Photovoltaics is a field of semiconductor technology involving the direct conversion of solar radiation into electricity.

A photovoltaic cell is made of two thin slices of semiconductor (generally silicon) sandwiched together and attached to metal wires.

The top layer contains n-type doped silicon (n-is for negative) that acts as an electron donor and provides an excess of free electrons.

The bottom layer is p-type doped silicon (p-is for positve) with few free electrons and an excess of 'holes' (atoms that have lost an electron) that make it a good acceptor of electrons.

Placing these layers together produces an electric field which prevents electrons travelling from the top layer to the bottom layer. When exposed to sunlight, photons of light knock electrons from the bottom p-layer into the top n-layer. The n-layer with its excess of electrons produces an electric force, pushing the additional electrons away along the metal wire back into the p-layer. This flow of electrical current along the wires is the generated electricity.

  • Crystalline Silicon – wafers or solidified blocks
  • Thin Film – micrometres to nanometres thick
  • Multi-junction – multiple thin films



Concentrated photovoltaics (CPV)

Concentrating photovoltaics (CPV) is a term used when sunlight is concentrated onto photovoltaic cells (described above) to directly generate electricity.

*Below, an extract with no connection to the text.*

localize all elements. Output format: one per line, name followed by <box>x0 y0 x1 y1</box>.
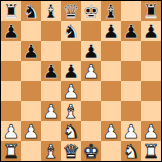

Many different solar concentrators may be used, often mounted on a solar tracker in order to keep the focal point upon the cell as the sun moves across the sky.




Concentrated Solar Thermal (CST)

Concentrated Solar Thermal systems use lenses or mirrors and tracking systems to focus a large area of sunlight onto a heat transfer system, to heat fluids which drive turbines or heat engines.